Espectáculo mundial
El Mundial de Fútbol reaparece cada cuatro años como el fenómeno de masas por excelencia. Quizás, la audiencia no se diferencie notablemente de la de los Juegos Olímpicos, pero la intensidad de la atención y el número de los implicados ha crecido aparatosamente. La imagen de los niños de cualquier aldea africana luciendo las camisetas que nombran a Ronaldinho, Del Piero o Beckham demuestra que no hay deporte más universal. El fútbol es hoy el patrón del valor deportivo, y aunque las naciones no se miden ahora por nada inequívoco, ¿quién duda de que el prestigio de Brasil debe mucho a la visibilidad de sus futbolistas? Ser aficionado al fútbol no se asocia ya con una cultura, una etnia, un nivel de vida, y ni siquiera, como antes, con ser varón. El fútbol ha estallado como la gran metáfora de la vida, caracterizada como nunca por la fuerza de lo imprevisible: la posibilidad de ganar o perder por una injusticia o un azar refleja la clase de mundo que ha establecido la globalización.

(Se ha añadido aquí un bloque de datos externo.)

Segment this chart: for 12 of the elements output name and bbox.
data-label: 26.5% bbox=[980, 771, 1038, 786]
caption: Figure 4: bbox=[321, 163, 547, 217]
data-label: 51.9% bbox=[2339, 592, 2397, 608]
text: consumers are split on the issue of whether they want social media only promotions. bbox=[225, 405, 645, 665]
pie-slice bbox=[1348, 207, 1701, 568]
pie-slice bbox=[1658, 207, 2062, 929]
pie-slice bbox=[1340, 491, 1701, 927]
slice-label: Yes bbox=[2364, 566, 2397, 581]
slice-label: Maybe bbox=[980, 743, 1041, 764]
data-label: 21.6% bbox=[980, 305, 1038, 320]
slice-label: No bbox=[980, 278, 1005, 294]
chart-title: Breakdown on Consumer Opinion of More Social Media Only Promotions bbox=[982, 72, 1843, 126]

Los aficionados seguirán adheridos a las peripecias de un equipo nacional y sus sentimientos ondearán de acuerdo a las proezas o los fracasos de sus colores; sin embargo, cada vez más, como han enseñado primero los clubes, la selección nacional no se compone exclusivamente de "hijos de la patria": no pocas formaciones nacionalizan extranjeros con el fin de reforzar su equipo. Esa adopción como propios de jugadores extranjeros, unida a la difusión por televisión de partidos entre equipos de todos los países, ha ido formando a un aficionado que conoce la alineación de los rivales y distingue a jugadores que admira tanto como a los de su país.
Esta circulación futbolística (y futbolsística), en sintonía con otras manifestaciones de circulación transnacional, va transformando silenciosamente la pasión por la bandera y restando encono a las batallas, aunque se mantengan reductos de fanatismo. Ahora, por fin, se inicia fuera y dentro del fútbol una reconciliación de las diferencias hasta hacerlas tan inocuas que pueden jugar en el mismo equipo y bajo la misma camiseta. La selección española, con dos nacionalizados de conveniencia, es uno de los ejemplos. Lástima que acaso no sea suficiente para conferirle un impulso tal que pudiera todavía transmitirnos siquiera la ilusión de que no será derrotada a la altura de los mediocres.